Vitrine, de Jorge Santos
Senta-te e vê o tempo passar na sala, no quarto, no escritório, no atelier – uma pedra atenta ao lado de uma janela.
Espera pelo lusco-fusco e pela luz rasante, dourada, alaranjada.
Vê os raios desenhados na parede, as sombras projetadas dos objetos acumulados; vê os flocos de pó a descerem lentamente e a brilharem na luz.
O pontilhado luminoso da persiana, transposto o véu de cortinado ondulante, mexe-se na vagareza do fim de tarde melancólico e de um sol que tem todo o tempo do universo.
As sombras do arvoredo dançante animam e perturbam a quietude aparente.
Espera até o peso da existência pedrada ser sacudida pelos gritos, os sons e o movimento lá fora.
Senta-te e vê o tempo passar, outra vez, na sedação das obrigações adiadas, a contemplar uma existência que não vale de nada.
A arte é muitas vezes um estudo fenomenológico sobre as coisas no mundo – uma experiência imersiva, radical, dos fenómenos que compõem o tempo, o espaço e a vida. Uma anotação de um momento, a dilatação – poética, se quisermos – de uma fração temporal, ínfima, microscópica, que se afigurou tocante e bela. Se é que a beleza ainda importa…
Jorge Santos transporta esta análise fenomenológica do espaço habitado para a arte com a exposição Vitrine. A vitrine é algo que expõe e que complexifica as relações interior/exterior, mas também, e objetivamente, algo que separa. Escolhemos sempre o que mostrar nesta vitrine: uma encenação fundamental necessária à sobrevivência social.
Os grandes elementos estão lá como que retirados, em certa medida, da Poética do Espaço de Gaston Bachelard. Os desenhos de luz e sombra, a subtração das formas, as cortinas brise-soleil, o biombo, a hipótese de uma animação interior e depois, claro, a absoluta sinalização entre exterior e interior, público e privado.
A bidimensionalidade formal das obras reduz ao essencial. Certamente podemos entender esta exposição como uma grande instalação-ambiente que facilmente se de compõe e decompõe mentalmente nas várias dimensões do habitar-o-espaço. Mas é a pintura, consubstanciada em puros exercícios de cor, que importa ressalvar. Vivemos (n)uma pintura, (n)uma imagem plana, imortalizada, da casa, do lar.
A técnica é recorrente no artista, mas alcança aqui uma pregnância considerável ao voltar o olhar para o núcleo básico da vida. Se antes os cutouts, os recortes contrastantes de referenciais, se dirigiam para de fora para dentro – do transeunte, errante, que observa as janelas das ruas e tenta adivinhar a vivência do interior –, ou do nervurado e rendilhado formado por motivos vegetais, agora, Santos faz incidir o campo indagatório exclusivamente para dentro. Uma introspeção reclusa que colhe apenas de fora o mais essencial: a luz e a cor.

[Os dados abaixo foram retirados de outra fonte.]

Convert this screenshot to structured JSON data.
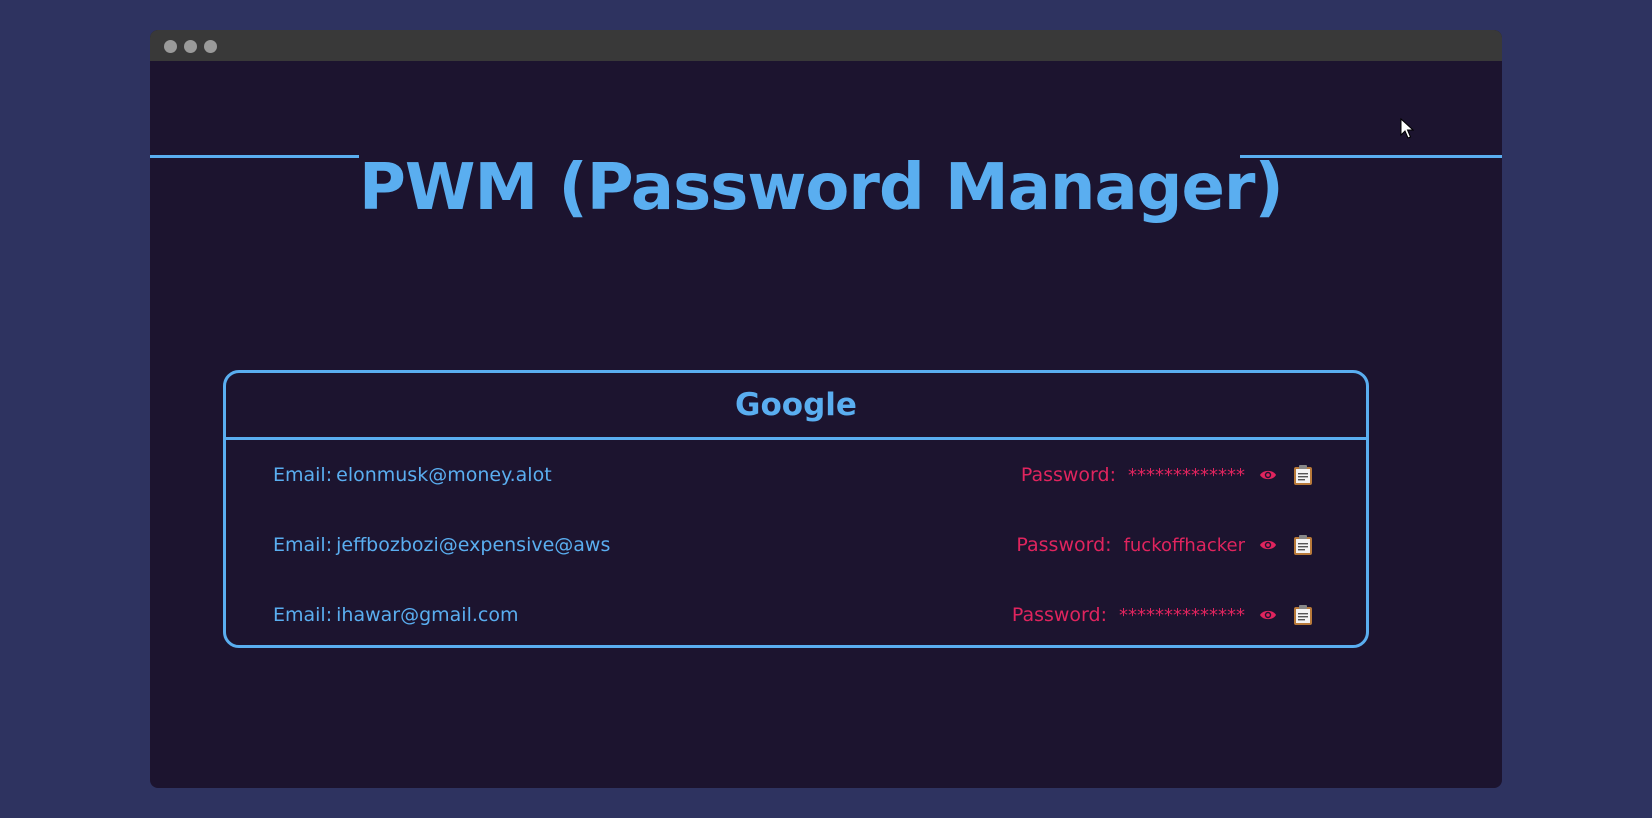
{
  "app": {
    "title": "PWM (Password Manager)"
  },
  "card": {
    "title": "Google",
    "entries": [
      {
        "email_label": "Email:",
        "email": "elonmusk@money.alot",
        "password_label": "Password:",
        "password": "*************",
        "visible": false
      },
      {
        "email_label": "Email:",
        "email": "jeffbozbozi@expensive@aws",
        "password_label": "Password:",
        "password": "fuckoffhacker",
        "visible": true
      },
      {
        "email_label": "Email:",
        "email": "ihawar@gmail.com",
        "password_label": "Password:",
        "password": "**************",
        "visible": false
      }
    ]
  },
  "icons": {
    "reveal": "eye-icon",
    "copy": "clipboard-icon"
  },
  "colors": {
    "background": "#2e3360",
    "window": "#1c142f",
    "accent": "#5aaef0",
    "password": "#e0245e"
  }
}
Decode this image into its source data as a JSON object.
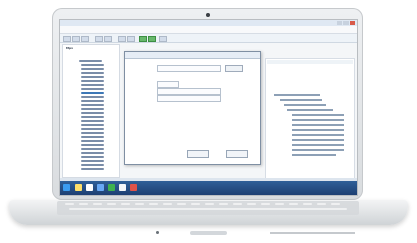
{
  "window": {
    "title": "",
    "menu": []
  },
  "left_panel": {
    "title": "Mpv"
  },
  "dialog": {
    "title": "",
    "fields": [
      {
        "label": "",
        "value": "",
        "button": ""
      },
      {
        "label": "",
        "value": ""
      },
      {
        "label": "",
        "value": ""
      },
      {
        "label": "",
        "value": ""
      }
    ],
    "buttons": [
      "",
      ""
    ]
  },
  "taskbar": {
    "clock": ""
  },
  "colors": {
    "taskbar": "#244d86",
    "accent_green": "#68b86c",
    "accent_red": "#d85a4a"
  },
  "icons": [
    "camera-icon",
    "windows-start-icon",
    "minimize-icon",
    "maximize-icon",
    "close-icon"
  ]
}
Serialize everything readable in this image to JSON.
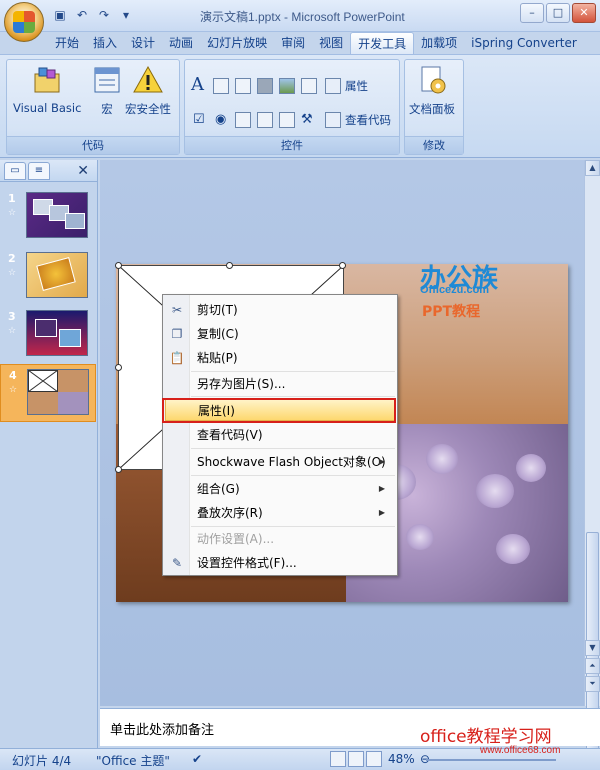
{
  "window": {
    "title": "演示文稿1.pptx - Microsoft PowerPoint"
  },
  "quick_access": [
    "save-icon",
    "undo-icon",
    "redo-icon",
    "customize-qat-icon"
  ],
  "tabs": [
    {
      "label": "开始"
    },
    {
      "label": "插入"
    },
    {
      "label": "设计"
    },
    {
      "label": "动画"
    },
    {
      "label": "幻灯片放映"
    },
    {
      "label": "审阅"
    },
    {
      "label": "视图"
    },
    {
      "label": "开发工具",
      "active": true
    },
    {
      "label": "加载项"
    },
    {
      "label": "iSpring Converter"
    }
  ],
  "ribbon": {
    "code_group": {
      "label": "代码",
      "buttons": [
        {
          "label": "Visual Basic"
        },
        {
          "label": "宏"
        },
        {
          "label": "宏安全性"
        }
      ]
    },
    "controls_group": {
      "label": "控件",
      "properties_label": "属性",
      "view_code_label": "查看代码"
    },
    "modify_group": {
      "label": "修改",
      "doc_panel_label": "文档面板"
    }
  },
  "slides_pane": {
    "slides": [
      {
        "number": "1"
      },
      {
        "number": "2"
      },
      {
        "number": "3"
      },
      {
        "number": "4",
        "selected": true
      }
    ]
  },
  "slide": {
    "brand_zh": "办公族",
    "brand_en": "Officezu.com",
    "brand_sub": "PPT教程"
  },
  "context_menu": {
    "items": [
      {
        "label": "剪切(T)",
        "icon": "scissors-icon"
      },
      {
        "label": "复制(C)",
        "icon": "copy-icon"
      },
      {
        "label": "粘贴(P)",
        "icon": "paste-icon"
      },
      {
        "label": "另存为图片(S)..."
      },
      {
        "label": "属性(I)",
        "highlighted": true
      },
      {
        "label": "查看代码(V)"
      },
      {
        "label": "Shockwave Flash Object对象(O)",
        "submenu": true
      },
      {
        "label": "组合(G)",
        "submenu": true
      },
      {
        "label": "叠放次序(R)",
        "submenu": true
      },
      {
        "label": "动作设置(A)...",
        "disabled": true
      },
      {
        "label": "设置控件格式(F)...",
        "icon": "format-control-icon"
      }
    ]
  },
  "notes": {
    "placeholder": "单击此处添加备注"
  },
  "watermark": {
    "line1": "office教程学习网",
    "line2": "www.office68.com"
  },
  "status_bar": {
    "slide_indicator": "幻灯片 4/4",
    "theme": "\"Office 主题\"",
    "zoom": "48%"
  }
}
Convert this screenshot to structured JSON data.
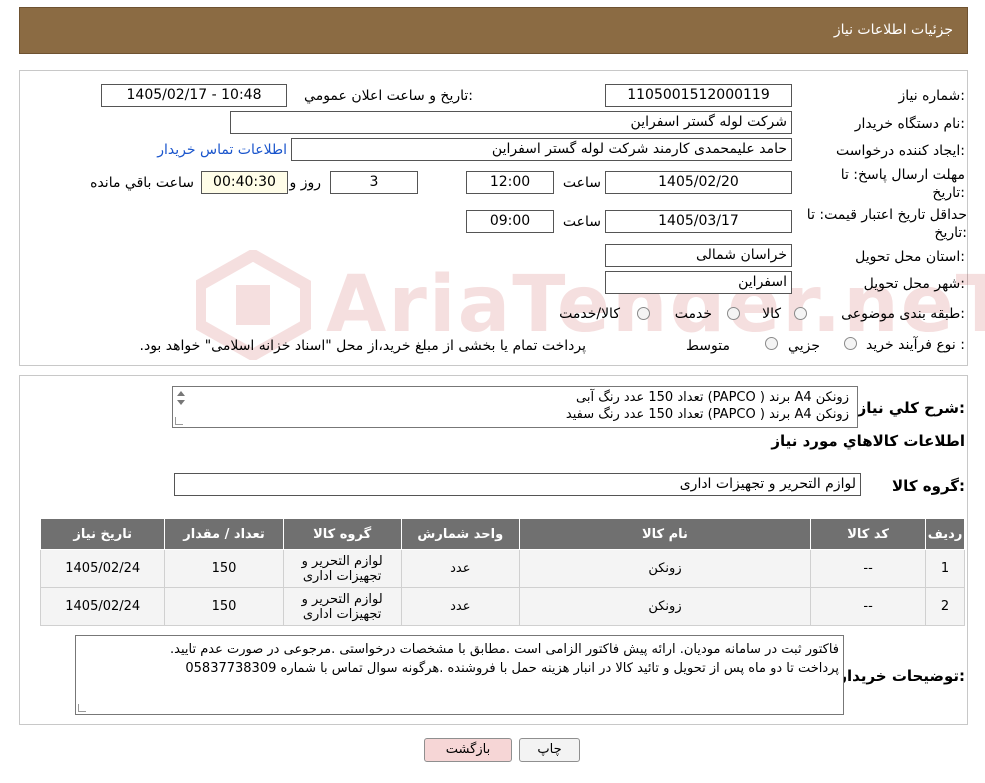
{
  "header": {
    "title": "جزئیات اطلاعات نیاز"
  },
  "form": {
    "need_number_label": "شماره نیاز:",
    "need_number": "1105001512000119",
    "announce_label": "تاریخ و ساعت اعلان عمومي:",
    "announce_value": "1405/02/17 - 10:48",
    "buyer_label": "نام دستگاه خريدار:",
    "buyer_value": "شرکت لوله گستر اسفراین",
    "creator_label": "ایجاد کننده درخواست:",
    "creator_value": "حامد علیمحمدی کارمند شرکت لوله گستر اسفراین",
    "contact_link": "اطلاعات تماس خریدار",
    "deadline_label": "مهلت ارسال پاسخ: تا تاریخ:",
    "deadline_date": "1405/02/20",
    "time_label": "ساعت",
    "deadline_time": "12:00",
    "days_value": "3",
    "days_label": "روز و",
    "remaining_value": "00:40:30",
    "remaining_label": "ساعت باقي مانده",
    "validity_label": "حداقل تاريخ اعتبار قيمت: تا تاریخ:",
    "validity_date": "1405/03/17",
    "validity_time_label": "ساعت",
    "validity_time": "09:00",
    "province_label": "استان محل تحویل:",
    "province_value": "خراسان شمالی",
    "city_label": "شهر محل تحویل:",
    "city_value": "اسفراین",
    "category_label": "طبقه بندی موضوعی:",
    "category_options": [
      "کالا",
      "خدمت",
      "کالا/خدمت"
    ],
    "process_label": "نوع فرآيند خريد :",
    "process_options": [
      "جزيي",
      "متوسط"
    ],
    "process_note": "پرداخت تمام يا بخشی از مبلغ خريد،از محل \"اسناد خزانه اسلامی\" خواهد بود."
  },
  "details": {
    "summary_label": "شرح کلي نياز:",
    "summary_lines": [
      "زونکن A4 برند ( PAPCO) تعداد 150 عدد رنگ آبی",
      "زونکن A4 برند ( PAPCO) تعداد 150 عدد رنگ سفید"
    ],
    "goods_info_title": "اطلاعات کالاهاي مورد نياز",
    "goods_group_label": "گروه کالا:",
    "goods_group_value": "لوازم التحرير و تجهيزات اداری"
  },
  "table": {
    "headers": [
      "رديف",
      "کد کالا",
      "نام کالا",
      "واحد شمارش",
      "گروه کالا",
      "تعداد / مقدار",
      "تاريخ نياز"
    ],
    "rows": [
      [
        "1",
        "--",
        "زونکن",
        "عدد",
        "لوازم التحرير و تجهيزات اداری",
        "150",
        "1405/02/24"
      ],
      [
        "2",
        "--",
        "زونکن",
        "عدد",
        "لوازم التحرير و تجهيزات اداری",
        "150",
        "1405/02/24"
      ]
    ]
  },
  "notes": {
    "label": "توضیحات خریدار:",
    "lines": [
      "فاکتور ثبت در سامانه مودیان. ارائه پیش فاکتور الزامی است .مطابق با مشخصات درخواستی .مرجوعی در صورت عدم تایید.",
      "پرداخت تا دو ماه پس از تحویل و تائید کالا در انبار  هزینه حمل با فروشنده .هرگونه سوال تماس با شماره 05837738309"
    ]
  },
  "buttons": {
    "print": "چاپ",
    "back": "بازگشت"
  },
  "watermark": "AriaTender.neT"
}
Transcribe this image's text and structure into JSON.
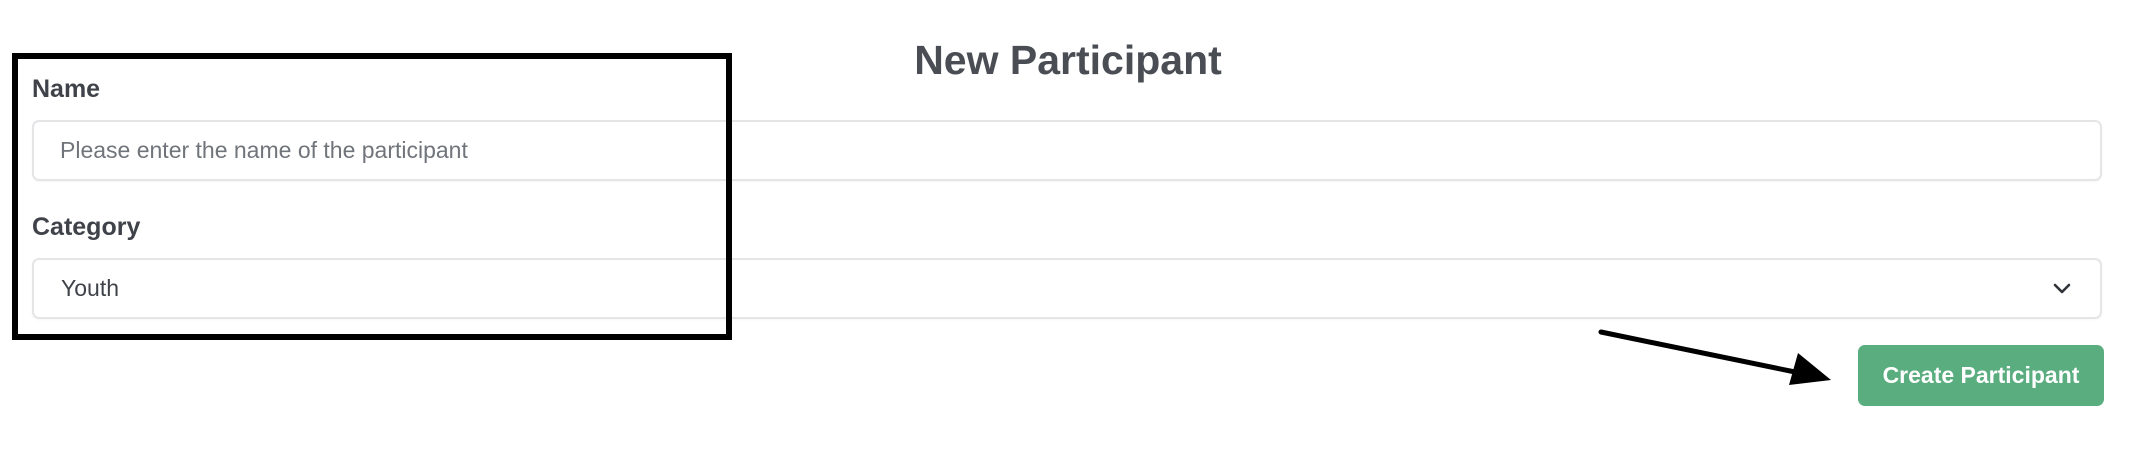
{
  "form": {
    "title": "New Participant",
    "name_label": "Name",
    "name_placeholder": "Please enter the name of the participant",
    "name_value": "",
    "category_label": "Category",
    "category_selected": "Youth",
    "submit_label": "Create Participant"
  },
  "icons": {
    "select_chevron": "chevron-down-icon"
  },
  "colors": {
    "primary_button": "#5aad7e",
    "text": "#3f4349",
    "input_border": "#e4e5e7",
    "annotation": "#000000"
  }
}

É curioso contemplar a exposição do ponto de vista formal, senão mesmo formalista, ou, em alternativa, do ponto de vista gestáltico e da psicologia e perceção das formas e das cores. Do que constitui primeiros e segundos planos, da tridimensionalidade espalmada e da completude das formas que é aqui apenas sugerida de modo estilizado: da janela que não se vê, porque não está representada, mas que se adivinha pelos recortes e planos de luz; da sombra projetada e da sombra própria do gradeamento, duplamente apresentado; das distâncias, das proximidades, das medidas das coisas tendo em conta as representações.
A familiaridade da composição e das temáticas inferem uma subjetividade percetiva por parte dos espetadores. A conclusão é manifesto dessa familiaridade e da intensidade com que cada um vive o espaço que habita.
Para ver até dia 7 de outubro, na galeria A Montanha.